About the CLOE_BUILD_CRAWLER_DB_REPLACEMENT Placeholder:
This is a Jinja2-style template placeholder used in multi-environment deployments. When you have databases with environment-specific names (e.g., SALES_DEV, SALES_TEST, SALES_PROD), the crawler can replace the environment suffix with this placeholder. Later, during deployment via DevOps pipelines or CLOE build processes, the placeholder is substituted with the actual target environment name. This allows you to:
- Maintain a single metadata definition across environments
- Automatically adapt database references during deployment
- Keep environment-agnostic configuration in version control
Example flow:
- Source database: SALES_PROD
- After crawler: SALES_{{ CLOE_BUILD_CRAWLER_DB_REPLACEMENT }}
- After deployment to DEV: SALES_DEV
Troubleshooting¶
Connection Issues¶
Problem: Unable to connect to Snowflake
Solutions:
- Verify environment variables are set correctly
- Check that the account identifier includes the region (e.g., xy12345.eu-central-1)
- Ensure the warehouse is running and accessible
Permission Errors¶
Problem: Insufficient privileges to access database/schema/table
Solutions: - Verify the Snowflake role has appropriate READ permissions - Check that the user can access the specified warehouse - If crawling specific databases, ensure the role has access to them
Missing Data¶
Problem: Expected databases/schemas/tables are missing from output
Solutions:
- Check --database-filter pattern matches the database names
- Verify --include-only-base-tables setting (set to False to include views)

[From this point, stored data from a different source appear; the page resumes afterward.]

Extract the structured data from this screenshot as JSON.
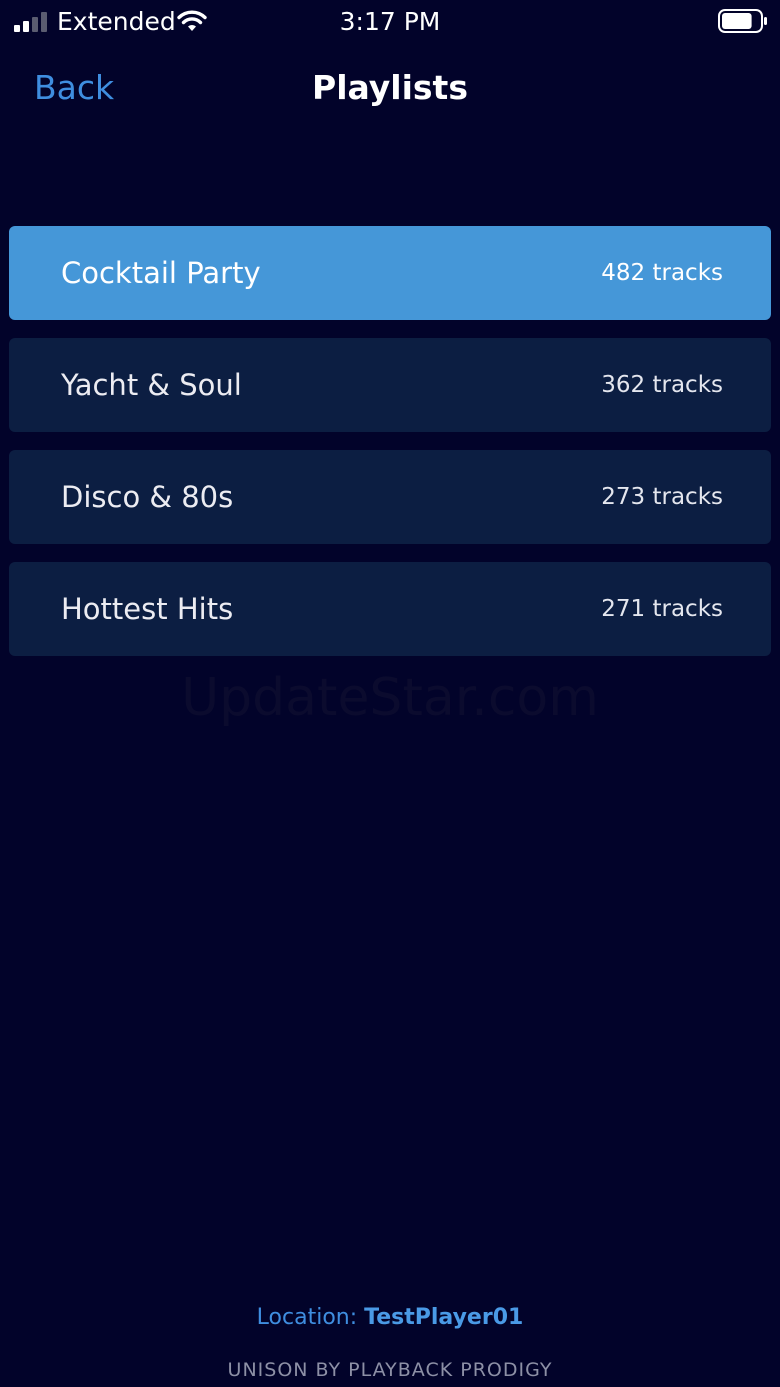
{
  "status_bar": {
    "carrier": "Extended",
    "time": "3:17 PM",
    "signal_bars": 2,
    "battery_level": 0.8,
    "icons": [
      "signal-icon",
      "wifi-icon",
      "battery-icon"
    ]
  },
  "nav": {
    "back_label": "Back",
    "title": "Playlists"
  },
  "playlists": [
    {
      "name": "Cocktail Party",
      "count": "482 tracks",
      "selected": true
    },
    {
      "name": "Yacht & Soul",
      "count": "362 tracks",
      "selected": false
    },
    {
      "name": "Disco & 80s",
      "count": "273 tracks",
      "selected": false
    },
    {
      "name": "Hottest Hits",
      "count": "271 tracks",
      "selected": false
    }
  ],
  "watermark": "UpdateStar.com",
  "footer": {
    "location_label": "Location:",
    "location_value": "TestPlayer01",
    "brand": "UNISON BY PLAYBACK PRODIGY"
  },
  "colors": {
    "background": "#02032a",
    "accent": "#3f8ee0",
    "selected_row": "#4597d8",
    "row": "#0c1e42"
  }
}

- Ensure the Snowflake role has visibility to the objects
- Check that databases aren't system databases (automatically excluded)
Performance¶
Problem: Crawler is slow
Solutions:
- Use --ignore-columns to skip column metadata (significantly faster)
- Use --database-filter to limit the scope
- Use a larger warehouse for better performance
- Use --ignore-tables if you only need database and schema information
Best Practices¶
- Use Database Filters: Limit crawling to relevant databases using
--database-filterto improve performance - Incremental Updates: Use
--existing-model-pathto preserve IDs and custom metadata - Environment Separation: Use
--database-name-replacewith filters for multi-environment setups - Appropriate Permissions: Use a dedicated Snowflake role with minimal required permissions
- Regular Refresh: Schedule regular crawls to keep metadata synchronized with database changes
- Start Small: Test with
--database-filteron a few databases before crawling the entire account
Integration with CLOE¶
The Snowflake crawler generates metadata that can be consumed by other CLOE modules:
- CLOE Data Catalog: Import metadata for data discovery and lineage
- CLOE Documentation: Generate automatic database documentation
- CLOE Access Control (RBAC): Map database structures to role-based access controls
- CLOE ETL: Use metadata for schema validation and mapping
Environment Placeholder in DevOps¶
The {{ CLOE_BUILD_CRAWLER_DB_REPLACEMENT }} placeholder enables environment-agnostic metadata definitions. In DevOps pipelines (Azure DevOps, Jenkins, etc.), CLOE build tools automatically replace this placeholder with the target environment identifier during deployment. This means you can:
- Crawl production metadata once
- Use the same metadata JSON across all environments
- Let the deployment pipeline inject the correct environment-specific database names
This approach is particularly valuable when combined with Snowflake cloning or database replication strategies across DEV/TEST/PROD environments.